Just a reminder that the month of February is devoted to the prominent African-Americans who have shaped our lives, by both artistic achievements and creating social change for all races.

Today let's take a look at Ralph Ellison (courtesy of Biography.com):

"Teacher, editor, and writer, born in Philadelphia, Pennsylvania, USA. He studied at Harvard (1907 BA) and was the first African-American to attend Oxford University as a Rhodes Scholar (1910 B Litt). He studied philosophy at the University of Berlin (1910-11) and attended lectures by Henri Bergson in Paris. Returning to the USA, he taught philosophy at Howard University (1912-17), gained his Ph D at Harvard (1918), and resumed his teaching career at Howard as professor of philosophy (1918-53). He first became known as the editor of The New Negro: An Interpretation (1925), an anthology of African-American writers associated with the Harlem Renaissance.
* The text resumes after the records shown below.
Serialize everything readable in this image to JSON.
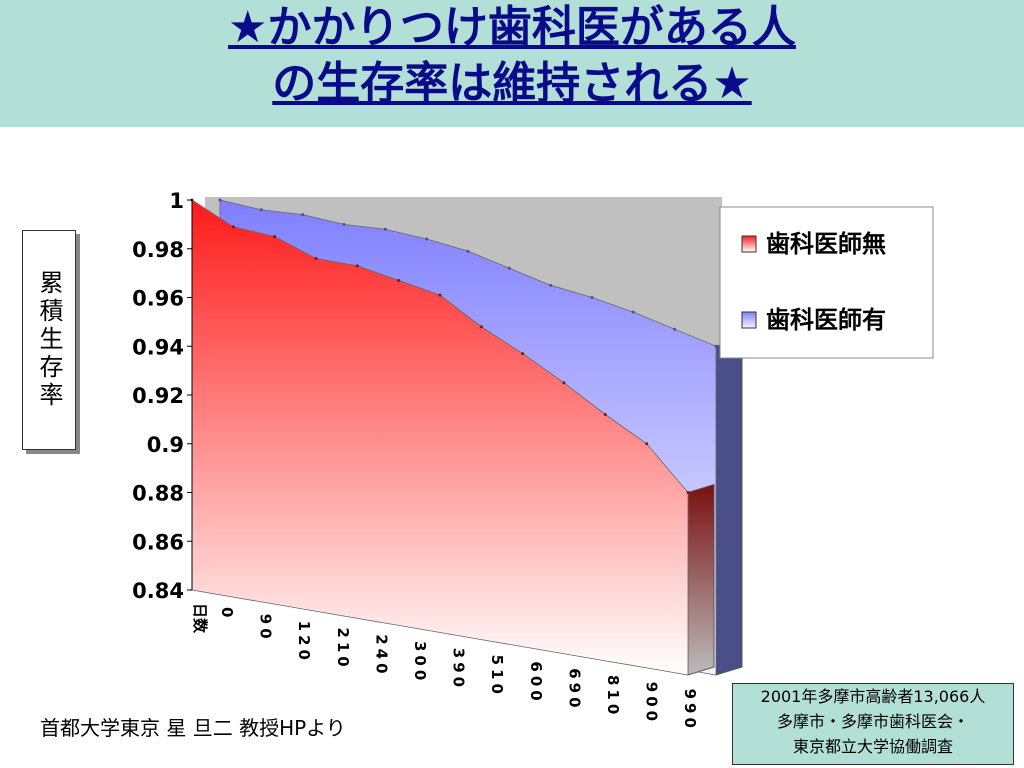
{
  "chart_data": {
    "type": "area3d",
    "title": [
      "★かかりつけ歯科医がある人",
      "の生存率は維持される★"
    ],
    "y_label": "累積生存率",
    "x_label": "日数",
    "categories": [
      "0",
      "90",
      "120",
      "210",
      "240",
      "300",
      "390",
      "510",
      "600",
      "690",
      "810",
      "900",
      "990"
    ],
    "series": [
      {
        "name": "歯科医師無",
        "color": "#ff1a1a",
        "values": [
          1.0,
          0.989,
          0.985,
          0.976,
          0.973,
          0.967,
          0.961,
          0.948,
          0.937,
          0.925,
          0.912,
          0.9,
          0.88
        ]
      },
      {
        "name": "歯科医師有",
        "color": "#7f7fff",
        "values": [
          1.0,
          0.996,
          0.994,
          0.99,
          0.988,
          0.984,
          0.979,
          0.972,
          0.965,
          0.96,
          0.954,
          0.947,
          0.94
        ]
      }
    ],
    "ylim": [
      0.84,
      1
    ],
    "yticks": [
      0.84,
      0.86,
      0.88,
      0.9,
      0.92,
      0.94,
      0.96,
      0.98,
      1
    ],
    "legend": "right",
    "annotations": {
      "credit": "首都大学東京 星 旦二 教授HPより",
      "source": [
        "2001年多摩市高齢者13,066人",
        "多摩市・多摩市歯科医会・",
        "東京都立大学協働調査"
      ]
    }
  }
}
He published other anthologies featuring the literary work of African-Americans, as well as books, essays, and reviews that were influential in defining African-Americans' distinctive traditions and culture and the role they might play in bringing blacks into mainstream American society. In The Negro and His Music (1936) he placed African-Americans' music into the spectrum of African and world folk music, while his Negro in Art (1941) was one of the first works to stress the influence of African art on modern Western painting and sculpture."

If you get a chance everyone, read (or reread) the novel "Invisible Man", another notable work from Mr. Ellison. A great story of a young black man's struggles against society and his corresponding self-discovery.